Homegrown is Healthier than Store Bought
There’s a theory that the longer food sets on a store shelf, the less nutritious it is. Since it also has to spend time in storage and shipping, many vegetables that you buy in a store are actually somewhat aged. On top of that, most grocery store produce is sprayed with chemicals to discourage sprouting and waxed to preserve freshness. Who wants to eat chemicals and wax?
A Victory Garden Gives You Control Over Your Food
To me, the best thing about growing my own food is being able to have complete control over my produce. I choose to use only organic fertilizers and pest control methods that don’t disturb pollinators. I pick what types of organic soil I purchase. I companion plant in order to use vegetables, herbs and flowers that organically protect one another from bugs, rodents and fungus. I choose to use only non-GMO heirloom varieties of seeds. I decide what to start indoors or direct sow in my garden. My options are endless.

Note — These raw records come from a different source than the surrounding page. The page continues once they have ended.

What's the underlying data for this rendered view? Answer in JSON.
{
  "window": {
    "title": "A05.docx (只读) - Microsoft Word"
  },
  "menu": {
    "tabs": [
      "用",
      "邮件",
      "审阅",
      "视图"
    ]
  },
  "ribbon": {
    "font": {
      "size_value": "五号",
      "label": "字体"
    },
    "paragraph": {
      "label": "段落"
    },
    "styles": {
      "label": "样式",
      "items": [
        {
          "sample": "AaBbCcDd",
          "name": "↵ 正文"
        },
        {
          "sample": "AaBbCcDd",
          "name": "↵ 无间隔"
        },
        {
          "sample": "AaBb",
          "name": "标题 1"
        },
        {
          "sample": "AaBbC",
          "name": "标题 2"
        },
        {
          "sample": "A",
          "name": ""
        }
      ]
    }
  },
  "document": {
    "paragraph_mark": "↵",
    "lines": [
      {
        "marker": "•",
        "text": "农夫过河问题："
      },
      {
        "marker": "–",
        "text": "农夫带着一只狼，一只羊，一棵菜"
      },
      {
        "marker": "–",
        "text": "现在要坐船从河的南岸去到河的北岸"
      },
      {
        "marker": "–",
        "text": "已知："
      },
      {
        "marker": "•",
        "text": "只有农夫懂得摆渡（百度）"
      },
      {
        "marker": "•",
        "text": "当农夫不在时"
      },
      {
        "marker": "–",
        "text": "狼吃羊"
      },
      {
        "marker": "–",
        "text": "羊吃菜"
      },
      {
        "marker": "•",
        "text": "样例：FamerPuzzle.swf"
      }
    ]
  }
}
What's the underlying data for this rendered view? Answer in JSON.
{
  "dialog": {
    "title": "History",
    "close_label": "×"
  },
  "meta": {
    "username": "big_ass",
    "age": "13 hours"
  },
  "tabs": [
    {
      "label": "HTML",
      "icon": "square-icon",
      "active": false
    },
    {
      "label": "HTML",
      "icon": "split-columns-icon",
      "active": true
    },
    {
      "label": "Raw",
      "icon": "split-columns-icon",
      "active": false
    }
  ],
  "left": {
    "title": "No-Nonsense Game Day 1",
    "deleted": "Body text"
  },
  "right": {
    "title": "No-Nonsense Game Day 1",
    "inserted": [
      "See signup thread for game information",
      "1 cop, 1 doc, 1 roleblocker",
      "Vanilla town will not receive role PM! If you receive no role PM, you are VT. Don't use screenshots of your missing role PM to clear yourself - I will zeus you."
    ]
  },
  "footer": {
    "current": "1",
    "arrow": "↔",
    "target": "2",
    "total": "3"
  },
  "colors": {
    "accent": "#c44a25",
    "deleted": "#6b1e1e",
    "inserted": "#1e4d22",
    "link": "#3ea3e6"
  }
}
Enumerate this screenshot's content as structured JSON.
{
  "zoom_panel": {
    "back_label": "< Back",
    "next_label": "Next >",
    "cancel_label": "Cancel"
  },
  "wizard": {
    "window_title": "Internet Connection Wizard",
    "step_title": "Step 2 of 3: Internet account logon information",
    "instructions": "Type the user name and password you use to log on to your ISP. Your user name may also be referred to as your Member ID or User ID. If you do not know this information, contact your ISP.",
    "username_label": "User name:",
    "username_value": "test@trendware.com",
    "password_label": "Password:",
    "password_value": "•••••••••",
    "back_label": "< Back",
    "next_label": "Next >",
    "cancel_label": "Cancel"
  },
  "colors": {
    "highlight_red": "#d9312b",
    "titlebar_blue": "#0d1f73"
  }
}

Gardening is a Rewarding Hobby
I highly recommend gardening as a therapeutic hobby. There is a specific bacteria in soil called Mycobacterium vaccae that triggers our brains to produce serotonin. Gardening literally makes you happier. Yes, gardeners have frustrating setbacks from time to time with rodents, pests, watering issues and plant diseases. But once you learn to overcome them and have the pleasure of harvesting beautiful veggies from your very own garden, it’s all worth it.
I officially love to garden. I was in my 40’s before I overcame my belief that I had a black thumb and figured out that even the best gardeners fumble a crop from time to time. I’ve had the infuriating experiences of seeds that don’t sprout, vegetables that have gotten too much or too little water, and plagues of plant terrorists disguised as cute bunnies. Despite all that, I still believe that my victory garden was one of the best things I’ve done for myself.
Our family built our victory garden last year. The entire family has helped build, plant, mulch, and haul soil. We have harvested vegetables together and enjoyed eating the fruits of our labor at meals. My husband and I are teaching our kids the art of canning, preserving and pickling what we harvest so that some day they can teach their children and grandchildren.